Om te kijken in welk seizoen we ons bevonden op dit moment van de reis. Conclusie van de meesten was dat ze direct vanuit de herfst door wilde stomen naar de lente. Of liefst vanuit de zomer. Van volle bloei, direct door naar iets nieuws. Geen tijd nemen om vruchten te plukken, geen tijd om los te laten. Geen tijd om te rusten. Door, door, door zoals we hier gewend zijn, zoals we denken dat het moet. En iedereen kwam tot de conclusie dat de winter werd overgeslagen. Gewoon niet stoppen, niet rusten, niet de tijd nemen om te kijken welke zaden er klaar voor zijn om omhoog te komen. En dat is zo zonde.

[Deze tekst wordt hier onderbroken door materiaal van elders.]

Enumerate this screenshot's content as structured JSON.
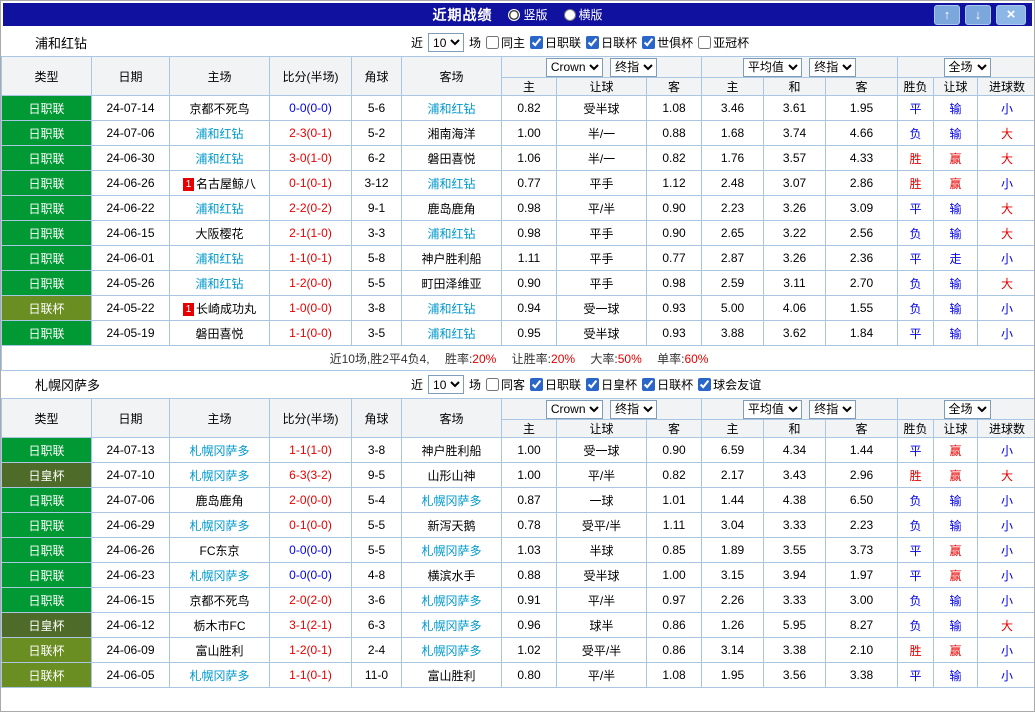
{
  "titlebar": {
    "title": "近期战绩",
    "radios": [
      {
        "label": "竖版",
        "checked": true
      },
      {
        "label": "横版",
        "checked": false
      }
    ],
    "up_icon": "↑",
    "down_icon": "↓",
    "close_icon": "×"
  },
  "table_headers": {
    "col_type": "类型",
    "col_date": "日期",
    "col_home": "主场",
    "col_score": "比分(半场)",
    "col_corner": "角球",
    "col_away": "客场",
    "bookmaker_select": "Crown",
    "final_select": "终指",
    "average_select": "平均值",
    "fullmatch_select": "全场",
    "sub_home": "主",
    "sub_handicap": "让球",
    "sub_away": "客",
    "sub_draw": "和",
    "sub_result": "胜负",
    "sub_handicap_result": "让球",
    "sub_goals": "进球数"
  },
  "sections": [
    {
      "team": "浦和红钻",
      "filter": {
        "near_label": "近",
        "count": "10",
        "games_label": "场",
        "venue": {
          "label": "同主",
          "checked": false
        },
        "leagues": [
          {
            "label": "日职联",
            "checked": true
          },
          {
            "label": "日联杯",
            "checked": true
          },
          {
            "label": "世俱杯",
            "checked": true
          },
          {
            "label": "亚冠杯",
            "checked": false
          }
        ]
      },
      "rows": [
        {
          "league": "日职联",
          "league_cls": "lg-green",
          "date": "24-07-14",
          "home": "京都不死鸟",
          "home_cls": "",
          "score": "0-0(0-0)",
          "score_cls": "t-blue",
          "corner": "5-6",
          "away": "浦和红钻",
          "away_cls": "team",
          "h_home": "0.82",
          "handicap": "受半球",
          "h_away": "1.08",
          "avg_home": "3.46",
          "avg_draw": "3.61",
          "avg_away": "1.95",
          "result": "平",
          "result_cls": "t-blue",
          "hres": "输",
          "hres_cls": "t-blue",
          "goals": "小",
          "goals_cls": "t-blue"
        },
        {
          "league": "日职联",
          "league_cls": "lg-green",
          "date": "24-07-06",
          "home": "浦和红钻",
          "home_cls": "team",
          "score": "2-3(0-1)",
          "score_cls": "t-red",
          "corner": "5-2",
          "away": "湘南海洋",
          "away_cls": "",
          "h_home": "1.00",
          "handicap": "半/一",
          "h_away": "0.88",
          "avg_home": "1.68",
          "avg_draw": "3.74",
          "avg_away": "4.66",
          "result": "负",
          "result_cls": "t-blue",
          "hres": "输",
          "hres_cls": "t-blue",
          "goals": "大",
          "goals_cls": "t-red"
        },
        {
          "league": "日职联",
          "league_cls": "lg-green",
          "date": "24-06-30",
          "home": "浦和红钻",
          "home_cls": "team",
          "score": "3-0(1-0)",
          "score_cls": "t-red",
          "corner": "6-2",
          "away": "磐田喜悦",
          "away_cls": "",
          "h_home": "1.06",
          "handicap": "半/一",
          "h_away": "0.82",
          "avg_home": "1.76",
          "avg_draw": "3.57",
          "avg_away": "4.33",
          "result": "胜",
          "result_cls": "t-red",
          "hres": "赢",
          "hres_cls": "t-red",
          "goals": "大",
          "goals_cls": "t-red"
        },
        {
          "league": "日职联",
          "league_cls": "lg-green",
          "date": "24-06-26",
          "home": "名古屋鲸八",
          "home_cls": "",
          "home_badge": "1",
          "score": "0-1(0-1)",
          "score_cls": "t-red",
          "corner": "3-12",
          "away": "浦和红钻",
          "away_cls": "team",
          "h_home": "0.77",
          "handicap": "平手",
          "h_away": "1.12",
          "avg_home": "2.48",
          "avg_draw": "3.07",
          "avg_away": "2.86",
          "result": "胜",
          "result_cls": "t-red",
          "hres": "赢",
          "hres_cls": "t-red",
          "goals": "小",
          "goals_cls": "t-blue"
        },
        {
          "league": "日职联",
          "league_cls": "lg-green",
          "date": "24-06-22",
          "home": "浦和红钻",
          "home_cls": "team",
          "score": "2-2(0-2)",
          "score_cls": "t-red",
          "corner": "9-1",
          "away": "鹿岛鹿角",
          "away_cls": "",
          "h_home": "0.98",
          "handicap": "平/半",
          "h_away": "0.90",
          "avg_home": "2.23",
          "avg_draw": "3.26",
          "avg_away": "3.09",
          "result": "平",
          "result_cls": "t-blue",
          "hres": "输",
          "hres_cls": "t-blue",
          "goals": "大",
          "goals_cls": "t-red"
        },
        {
          "league": "日职联",
          "league_cls": "lg-green",
          "date": "24-06-15",
          "home": "大阪樱花",
          "home_cls": "",
          "score": "2-1(1-0)",
          "score_cls": "t-red",
          "corner": "3-3",
          "away": "浦和红钻",
          "away_cls": "team",
          "h_home": "0.98",
          "handicap": "平手",
          "h_away": "0.90",
          "avg_home": "2.65",
          "avg_draw": "3.22",
          "avg_away": "2.56",
          "result": "负",
          "result_cls": "t-blue",
          "hres": "输",
          "hres_cls": "t-blue",
          "goals": "大",
          "goals_cls": "t-red"
        },
        {
          "league": "日职联",
          "league_cls": "lg-green",
          "date": "24-06-01",
          "home": "浦和红钻",
          "home_cls": "team",
          "score": "1-1(0-1)",
          "score_cls": "t-red",
          "corner": "5-8",
          "away": "神户胜利船",
          "away_cls": "",
          "h_home": "1.11",
          "handicap": "平手",
          "h_away": "0.77",
          "avg_home": "2.87",
          "avg_draw": "3.26",
          "avg_away": "2.36",
          "result": "平",
          "result_cls": "t-blue",
          "hres": "走",
          "hres_cls": "t-blue",
          "goals": "小",
          "goals_cls": "t-blue"
        },
        {
          "league": "日职联",
          "league_cls": "lg-green",
          "date": "24-05-26",
          "home": "浦和红钻",
          "home_cls": "team",
          "score": "1-2(0-0)",
          "score_cls": "t-red",
          "corner": "5-5",
          "away": "町田泽维亚",
          "away_cls": "",
          "h_home": "0.90",
          "handicap": "平手",
          "h_away": "0.98",
          "avg_home": "2.59",
          "avg_draw": "3.11",
          "avg_away": "2.70",
          "result": "负",
          "result_cls": "t-blue",
          "hres": "输",
          "hres_cls": "t-blue",
          "goals": "大",
          "goals_cls": "t-red"
        },
        {
          "league": "日联杯",
          "league_cls": "lg-olive",
          "date": "24-05-22",
          "home": "长崎成功丸",
          "home_cls": "",
          "home_badge": "1",
          "score": "1-0(0-0)",
          "score_cls": "t-red",
          "corner": "3-8",
          "away": "浦和红钻",
          "away_cls": "team",
          "h_home": "0.94",
          "handicap": "受一球",
          "h_away": "0.93",
          "avg_home": "5.00",
          "avg_draw": "4.06",
          "avg_away": "1.55",
          "result": "负",
          "result_cls": "t-blue",
          "hres": "输",
          "hres_cls": "t-blue",
          "goals": "小",
          "goals_cls": "t-blue"
        },
        {
          "league": "日职联",
          "league_cls": "lg-green",
          "date": "24-05-19",
          "home": "磐田喜悦",
          "home_cls": "",
          "score": "1-1(0-0)",
          "score_cls": "t-red",
          "corner": "3-5",
          "away": "浦和红钻",
          "away_cls": "team",
          "h_home": "0.95",
          "handicap": "受半球",
          "h_away": "0.93",
          "avg_home": "3.88",
          "avg_draw": "3.62",
          "avg_away": "1.84",
          "result": "平",
          "result_cls": "t-blue",
          "hres": "输",
          "hres_cls": "t-blue",
          "goals": "小",
          "goals_cls": "t-blue"
        }
      ],
      "summary": {
        "prefix": "近10场,胜2平4负4,",
        "stats": [
          {
            "label": "胜率:",
            "value": "20%"
          },
          {
            "label": "让胜率:",
            "value": "20%"
          },
          {
            "label": "大率:",
            "value": "50%"
          },
          {
            "label": "单率:",
            "value": "60%"
          }
        ]
      }
    },
    {
      "team": "札幌冈萨多",
      "filter": {
        "near_label": "近",
        "count": "10",
        "games_label": "场",
        "venue": {
          "label": "同客",
          "checked": false
        },
        "leagues": [
          {
            "label": "日职联",
            "checked": true
          },
          {
            "label": "日皇杯",
            "checked": true
          },
          {
            "label": "日联杯",
            "checked": true
          },
          {
            "label": "球会友谊",
            "checked": true
          }
        ]
      },
      "rows": [
        {
          "league": "日职联",
          "league_cls": "lg-green",
          "date": "24-07-13",
          "home": "札幌冈萨多",
          "home_cls": "team",
          "score": "1-1(1-0)",
          "score_cls": "t-red",
          "corner": "3-8",
          "away": "神户胜利船",
          "away_cls": "",
          "h_home": "1.00",
          "handicap": "受一球",
          "h_away": "0.90",
          "avg_home": "6.59",
          "avg_draw": "4.34",
          "avg_away": "1.44",
          "result": "平",
          "result_cls": "t-blue",
          "hres": "赢",
          "hres_cls": "t-red",
          "goals": "小",
          "goals_cls": "t-blue"
        },
        {
          "league": "日皇杯",
          "league_cls": "lg-dark",
          "date": "24-07-10",
          "home": "札幌冈萨多",
          "home_cls": "team",
          "score": "6-3(3-2)",
          "score_cls": "t-red",
          "corner": "9-5",
          "away": "山形山神",
          "away_cls": "",
          "h_home": "1.00",
          "handicap": "平/半",
          "h_away": "0.82",
          "avg_home": "2.17",
          "avg_draw": "3.43",
          "avg_away": "2.96",
          "result": "胜",
          "result_cls": "t-red",
          "hres": "赢",
          "hres_cls": "t-red",
          "goals": "大",
          "goals_cls": "t-red"
        },
        {
          "league": "日职联",
          "league_cls": "lg-green",
          "date": "24-07-06",
          "home": "鹿岛鹿角",
          "home_cls": "",
          "score": "2-0(0-0)",
          "score_cls": "t-red",
          "corner": "5-4",
          "away": "札幌冈萨多",
          "away_cls": "team",
          "h_home": "0.87",
          "handicap": "一球",
          "h_away": "1.01",
          "avg_home": "1.44",
          "avg_draw": "4.38",
          "avg_away": "6.50",
          "result": "负",
          "result_cls": "t-blue",
          "hres": "输",
          "hres_cls": "t-blue",
          "goals": "小",
          "goals_cls": "t-blue"
        },
        {
          "league": "日职联",
          "league_cls": "lg-green",
          "date": "24-06-29",
          "home": "札幌冈萨多",
          "home_cls": "team",
          "score": "0-1(0-0)",
          "score_cls": "t-red",
          "corner": "5-5",
          "away": "新泻天鹅",
          "away_cls": "",
          "h_home": "0.78",
          "handicap": "受平/半",
          "h_away": "1.11",
          "avg_home": "3.04",
          "avg_draw": "3.33",
          "avg_away": "2.23",
          "result": "负",
          "result_cls": "t-blue",
          "hres": "输",
          "hres_cls": "t-blue",
          "goals": "小",
          "goals_cls": "t-blue"
        },
        {
          "league": "日职联",
          "league_cls": "lg-green",
          "date": "24-06-26",
          "home": "FC东京",
          "home_cls": "",
          "score": "0-0(0-0)",
          "score_cls": "t-blue",
          "corner": "5-5",
          "away": "札幌冈萨多",
          "away_cls": "team",
          "h_home": "1.03",
          "handicap": "半球",
          "h_away": "0.85",
          "avg_home": "1.89",
          "avg_draw": "3.55",
          "avg_away": "3.73",
          "result": "平",
          "result_cls": "t-blue",
          "hres": "赢",
          "hres_cls": "t-red",
          "goals": "小",
          "goals_cls": "t-blue"
        },
        {
          "league": "日职联",
          "league_cls": "lg-green",
          "date": "24-06-23",
          "home": "札幌冈萨多",
          "home_cls": "team",
          "score": "0-0(0-0)",
          "score_cls": "t-blue",
          "corner": "4-8",
          "away": "横滨水手",
          "away_cls": "",
          "h_home": "0.88",
          "handicap": "受半球",
          "h_away": "1.00",
          "avg_home": "3.15",
          "avg_draw": "3.94",
          "avg_away": "1.97",
          "result": "平",
          "result_cls": "t-blue",
          "hres": "赢",
          "hres_cls": "t-red",
          "goals": "小",
          "goals_cls": "t-blue"
        },
        {
          "league": "日职联",
          "league_cls": "lg-green",
          "date": "24-06-15",
          "home": "京都不死鸟",
          "home_cls": "",
          "score": "2-0(2-0)",
          "score_cls": "t-red",
          "corner": "3-6",
          "away": "札幌冈萨多",
          "away_cls": "team",
          "h_home": "0.91",
          "handicap": "平/半",
          "h_away": "0.97",
          "avg_home": "2.26",
          "avg_draw": "3.33",
          "avg_away": "3.00",
          "result": "负",
          "result_cls": "t-blue",
          "hres": "输",
          "hres_cls": "t-blue",
          "goals": "小",
          "goals_cls": "t-blue"
        },
        {
          "league": "日皇杯",
          "league_cls": "lg-dark",
          "date": "24-06-12",
          "home": "栃木市FC",
          "home_cls": "",
          "score": "3-1(2-1)",
          "score_cls": "t-red",
          "corner": "6-3",
          "away": "札幌冈萨多",
          "away_cls": "team",
          "h_home": "0.96",
          "handicap": "球半",
          "h_away": "0.86",
          "avg_home": "1.26",
          "avg_draw": "5.95",
          "avg_away": "8.27",
          "result": "负",
          "result_cls": "t-blue",
          "hres": "输",
          "hres_cls": "t-blue",
          "goals": "大",
          "goals_cls": "t-red"
        },
        {
          "league": "日联杯",
          "league_cls": "lg-olive",
          "date": "24-06-09",
          "home": "富山胜利",
          "home_cls": "",
          "score": "1-2(0-1)",
          "score_cls": "t-red",
          "corner": "2-4",
          "away": "札幌冈萨多",
          "away_cls": "team",
          "h_home": "1.02",
          "handicap": "受平/半",
          "h_away": "0.86",
          "avg_home": "3.14",
          "avg_draw": "3.38",
          "avg_away": "2.10",
          "result": "胜",
          "result_cls": "t-red",
          "hres": "赢",
          "hres_cls": "t-red",
          "goals": "小",
          "goals_cls": "t-blue"
        },
        {
          "league": "日联杯",
          "league_cls": "lg-olive",
          "date": "24-06-05",
          "home": "札幌冈萨多",
          "home_cls": "team",
          "score": "1-1(0-1)",
          "score_cls": "t-red",
          "corner": "11-0",
          "away": "富山胜利",
          "away_cls": "",
          "h_home": "0.80",
          "handicap": "平/半",
          "h_away": "1.08",
          "avg_home": "1.95",
          "avg_draw": "3.56",
          "avg_away": "3.38",
          "result": "平",
          "result_cls": "t-blue",
          "hres": "输",
          "hres_cls": "t-blue",
          "goals": "小",
          "goals_cls": "t-blue"
        }
      ]
    }
  ]
}
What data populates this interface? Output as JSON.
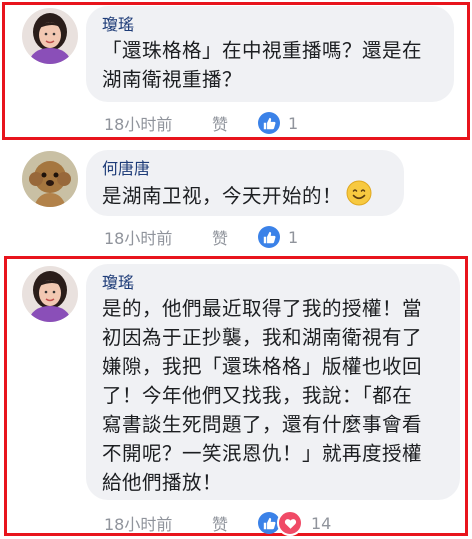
{
  "comments": [
    {
      "author": "瓊瑤",
      "text_lines": [
        "「還珠格格」在中視重播嗎？還是在",
        "湖南衛視重播？"
      ],
      "time": "18小时前",
      "like_label": "赞",
      "reaction_count": "1",
      "highlighted": true
    },
    {
      "author": "何唐唐",
      "text_lines": [
        "是湖南卫视，今天开始的！"
      ],
      "emoji": "smiling-face-emoji",
      "time": "18小时前",
      "like_label": "赞",
      "reaction_count": "1",
      "highlighted": false
    },
    {
      "author": "瓊瑤",
      "text_lines": [
        "是的，他們最近取得了我的授權！當",
        "初因為于正抄襲，我和湖南衛視有了",
        "嫌隙，我把「還珠格格」版權也收回",
        "了！今年他們又找我，我說：「都在",
        "寫書談生死問題了，還有什麼事會看",
        "不開呢？一笑泯恩仇！」就再度授權",
        "給他們播放！"
      ],
      "time": "18小时前",
      "like_label": "赞",
      "reaction_count": "14",
      "highlighted": true
    }
  ],
  "colors": {
    "highlight_border": "#e8141c",
    "bubble_bg": "#f0f1f4",
    "author_name": "#1e3c78",
    "meta_text": "#90949c",
    "like_blue": "#3b82e8",
    "love_red": "#f04a66"
  }
}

En als ik nu buiten loop zie ik het om me heen. Alles is in ruste buiten. Alles is mistig, stil, slaapt. En ondertussen gebeurt er zoveel. Het overslaan van deze fase is een grote misvatting. We hoeven alleen maar naar buiten te kijken wat de natuur doet en dit toe te passen in ons eigen leven.
En daar heb ik sinds ik terug ben een voorbeeld aan genomen. Ik doe rustig aan. Neem de tijd voor het uitzoeken van foto’s. Zoek opnieuw mijn ruimte en plek. Laat los wat even zo dichtbij was. En ondertussen kijk ik naar de zaden die liggen te slapen. Bedenk me welke op mogen gaan komen. En ga komende week nog even onderduiken op een berg in Frankrijk.
Dank Ecuador en dank lieve medereizigers voor weer een onvergetelijke ervaring!